Baghdad: Three dead in Sadr City despite truce

Published May 12th, 2008 - 10:08 GMT

U.S. troops killed three Shiite gunmen who attacked them with small arms and rocket launchers in Baghdad's Shiite slum, despite a reported cease-fire, the U.S. military said Monday. The clashes broke out Sunday afternoon in Sadr City, marring the first day of a reported cease-fire between factions of Muqtada al-Sadr's political movement and the Iraqi government.

 

Nasar al-Rubaie, a Sadrist lawmaker, said talks on final touches to the agreement were still under way on Monday. According to the AP, Al-Rubaie said he could not comment on the latest clashes in Sadr City.

 

Fighting in Baghdad's Sadr City slum flared in late March after Prime Minister Nouri al-Maliki ordered a crackdown on armed Shiite factions in the southern port city of Basra.

 

Iraqi health officials on Monday said the latest clashes left two people dead and 25 hurt.
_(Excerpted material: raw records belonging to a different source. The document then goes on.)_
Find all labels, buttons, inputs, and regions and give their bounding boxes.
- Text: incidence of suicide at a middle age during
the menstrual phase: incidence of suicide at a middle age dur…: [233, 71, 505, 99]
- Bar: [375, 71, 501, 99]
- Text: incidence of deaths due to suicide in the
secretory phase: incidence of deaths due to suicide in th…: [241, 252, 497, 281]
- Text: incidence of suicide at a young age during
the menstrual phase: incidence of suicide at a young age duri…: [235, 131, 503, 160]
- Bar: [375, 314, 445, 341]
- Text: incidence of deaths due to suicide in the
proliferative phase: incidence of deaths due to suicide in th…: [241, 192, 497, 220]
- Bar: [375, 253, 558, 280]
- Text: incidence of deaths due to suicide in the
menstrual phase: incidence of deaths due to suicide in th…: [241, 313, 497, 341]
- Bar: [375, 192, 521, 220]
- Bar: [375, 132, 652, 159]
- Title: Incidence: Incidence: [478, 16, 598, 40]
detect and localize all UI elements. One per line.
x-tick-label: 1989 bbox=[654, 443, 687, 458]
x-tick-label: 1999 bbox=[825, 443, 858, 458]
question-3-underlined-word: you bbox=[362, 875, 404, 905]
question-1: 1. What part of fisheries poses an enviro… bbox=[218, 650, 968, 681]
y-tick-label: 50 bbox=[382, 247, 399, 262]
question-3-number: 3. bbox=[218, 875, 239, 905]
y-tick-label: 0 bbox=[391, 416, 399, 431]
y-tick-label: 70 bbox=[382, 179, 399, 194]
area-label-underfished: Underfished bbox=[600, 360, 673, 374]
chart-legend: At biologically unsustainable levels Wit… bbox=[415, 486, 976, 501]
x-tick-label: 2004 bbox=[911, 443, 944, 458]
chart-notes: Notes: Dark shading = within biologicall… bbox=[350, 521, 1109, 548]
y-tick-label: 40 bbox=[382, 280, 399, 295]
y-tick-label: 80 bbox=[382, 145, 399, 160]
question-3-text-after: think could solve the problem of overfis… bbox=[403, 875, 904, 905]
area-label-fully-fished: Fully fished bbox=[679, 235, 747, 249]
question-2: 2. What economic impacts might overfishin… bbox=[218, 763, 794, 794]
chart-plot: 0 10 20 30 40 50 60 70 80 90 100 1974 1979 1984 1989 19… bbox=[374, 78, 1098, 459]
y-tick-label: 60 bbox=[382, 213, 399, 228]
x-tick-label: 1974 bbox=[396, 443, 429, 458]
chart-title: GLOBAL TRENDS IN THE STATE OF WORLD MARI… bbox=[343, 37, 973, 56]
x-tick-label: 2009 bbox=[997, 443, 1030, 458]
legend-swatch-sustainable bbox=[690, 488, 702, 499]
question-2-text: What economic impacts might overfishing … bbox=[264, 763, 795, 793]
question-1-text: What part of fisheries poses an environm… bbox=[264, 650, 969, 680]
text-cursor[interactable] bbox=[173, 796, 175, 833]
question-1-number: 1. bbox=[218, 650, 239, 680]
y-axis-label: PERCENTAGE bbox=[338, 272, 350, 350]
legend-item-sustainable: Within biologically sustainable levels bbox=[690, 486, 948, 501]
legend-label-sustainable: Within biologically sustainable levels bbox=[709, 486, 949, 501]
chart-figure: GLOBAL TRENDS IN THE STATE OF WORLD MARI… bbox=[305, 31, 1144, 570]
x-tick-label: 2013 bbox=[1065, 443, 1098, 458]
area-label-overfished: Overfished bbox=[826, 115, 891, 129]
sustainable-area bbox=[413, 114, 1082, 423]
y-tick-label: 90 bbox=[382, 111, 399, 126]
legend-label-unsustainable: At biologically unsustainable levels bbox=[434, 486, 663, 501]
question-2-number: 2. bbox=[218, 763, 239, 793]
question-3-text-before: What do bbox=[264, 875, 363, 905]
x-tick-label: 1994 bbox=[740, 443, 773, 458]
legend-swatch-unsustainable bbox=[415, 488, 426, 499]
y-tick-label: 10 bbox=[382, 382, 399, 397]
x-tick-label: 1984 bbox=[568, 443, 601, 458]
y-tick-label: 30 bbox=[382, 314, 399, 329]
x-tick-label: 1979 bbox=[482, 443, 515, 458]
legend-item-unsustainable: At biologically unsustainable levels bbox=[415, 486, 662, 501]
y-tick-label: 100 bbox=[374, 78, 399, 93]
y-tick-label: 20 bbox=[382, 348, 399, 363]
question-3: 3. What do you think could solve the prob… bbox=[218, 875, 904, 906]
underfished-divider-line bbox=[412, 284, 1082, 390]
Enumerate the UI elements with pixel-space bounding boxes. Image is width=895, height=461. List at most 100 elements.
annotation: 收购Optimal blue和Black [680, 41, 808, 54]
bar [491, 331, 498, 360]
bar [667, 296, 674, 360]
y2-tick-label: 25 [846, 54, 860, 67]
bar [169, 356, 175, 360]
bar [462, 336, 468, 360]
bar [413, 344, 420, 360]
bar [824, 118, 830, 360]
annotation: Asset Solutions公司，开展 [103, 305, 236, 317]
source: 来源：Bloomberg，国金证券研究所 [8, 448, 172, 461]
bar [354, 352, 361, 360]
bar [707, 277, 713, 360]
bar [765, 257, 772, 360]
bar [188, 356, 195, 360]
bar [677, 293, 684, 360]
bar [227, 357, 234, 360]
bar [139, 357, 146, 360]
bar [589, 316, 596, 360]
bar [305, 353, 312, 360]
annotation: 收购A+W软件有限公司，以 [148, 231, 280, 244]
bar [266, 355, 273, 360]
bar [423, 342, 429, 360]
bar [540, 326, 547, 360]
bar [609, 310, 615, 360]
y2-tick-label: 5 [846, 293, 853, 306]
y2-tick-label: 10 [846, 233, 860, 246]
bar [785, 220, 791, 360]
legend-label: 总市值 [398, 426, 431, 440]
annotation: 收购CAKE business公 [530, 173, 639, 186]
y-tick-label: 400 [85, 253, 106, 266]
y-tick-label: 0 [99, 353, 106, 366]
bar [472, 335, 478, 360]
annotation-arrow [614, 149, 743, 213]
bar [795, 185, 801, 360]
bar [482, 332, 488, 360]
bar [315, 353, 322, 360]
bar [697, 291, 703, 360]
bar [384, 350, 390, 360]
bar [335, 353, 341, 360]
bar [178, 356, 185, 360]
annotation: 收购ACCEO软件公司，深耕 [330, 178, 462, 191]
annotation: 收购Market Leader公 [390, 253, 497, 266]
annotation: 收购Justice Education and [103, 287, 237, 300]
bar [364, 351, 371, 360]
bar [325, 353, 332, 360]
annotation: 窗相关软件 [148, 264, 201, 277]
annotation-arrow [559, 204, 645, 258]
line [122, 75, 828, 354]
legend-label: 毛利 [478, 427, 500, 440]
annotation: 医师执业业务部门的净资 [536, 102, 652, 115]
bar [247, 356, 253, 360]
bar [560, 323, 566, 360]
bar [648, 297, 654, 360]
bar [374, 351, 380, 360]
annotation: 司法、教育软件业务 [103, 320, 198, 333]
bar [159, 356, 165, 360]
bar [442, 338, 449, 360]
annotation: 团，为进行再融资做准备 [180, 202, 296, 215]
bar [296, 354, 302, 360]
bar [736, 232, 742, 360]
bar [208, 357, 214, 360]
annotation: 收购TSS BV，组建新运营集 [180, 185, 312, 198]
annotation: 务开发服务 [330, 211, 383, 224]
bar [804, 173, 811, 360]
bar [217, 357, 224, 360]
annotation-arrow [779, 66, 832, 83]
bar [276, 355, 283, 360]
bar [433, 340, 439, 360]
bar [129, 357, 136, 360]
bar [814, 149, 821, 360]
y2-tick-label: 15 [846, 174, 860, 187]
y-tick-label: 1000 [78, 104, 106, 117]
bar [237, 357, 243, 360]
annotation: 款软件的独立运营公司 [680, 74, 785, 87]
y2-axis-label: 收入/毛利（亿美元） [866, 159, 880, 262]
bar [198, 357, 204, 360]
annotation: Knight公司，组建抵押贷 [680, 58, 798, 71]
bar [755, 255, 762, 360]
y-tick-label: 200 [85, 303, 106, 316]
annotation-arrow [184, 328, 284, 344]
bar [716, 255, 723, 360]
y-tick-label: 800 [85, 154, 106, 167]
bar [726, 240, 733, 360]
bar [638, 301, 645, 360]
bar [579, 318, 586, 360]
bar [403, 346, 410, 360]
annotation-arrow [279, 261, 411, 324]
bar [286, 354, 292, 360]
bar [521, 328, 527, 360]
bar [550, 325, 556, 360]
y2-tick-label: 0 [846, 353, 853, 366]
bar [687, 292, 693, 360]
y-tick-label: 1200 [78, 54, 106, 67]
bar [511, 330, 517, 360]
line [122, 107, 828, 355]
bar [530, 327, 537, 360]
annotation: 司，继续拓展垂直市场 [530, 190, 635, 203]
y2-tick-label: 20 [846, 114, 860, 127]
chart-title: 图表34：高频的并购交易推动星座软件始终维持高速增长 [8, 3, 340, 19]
On its part, the U.S. military said soldiers killed one militant early Monday, and two militants in separate clashes on Sunday.

 

The clashes erupted hours after U.S. military spokesman Rear Adm. Patrick Driscoll warned Sunday that a truce had not yet been brokered and that the Iraqi government and Shiite representatives were still talking.

 

Meanwhile, Iraqi police and army forces launched a crackdown in the southern city of Basra at dawn Monday to pursue suspected Shiite activists and seize weapons, said Maj. Gen. Mohammed Jawad Huwaidi, the security commander in Basra. About 10 suspects were detained and 62 machine guns and 20 rocket launchers were seized in overnight raids in Basra, Huwaidi conveyed.

 

One US soldier was killed in a roadside blast in northwestern Baghdad on Sunday night, but that was not in the Sadr City area, the US military said in a separate statement, cited by AFP.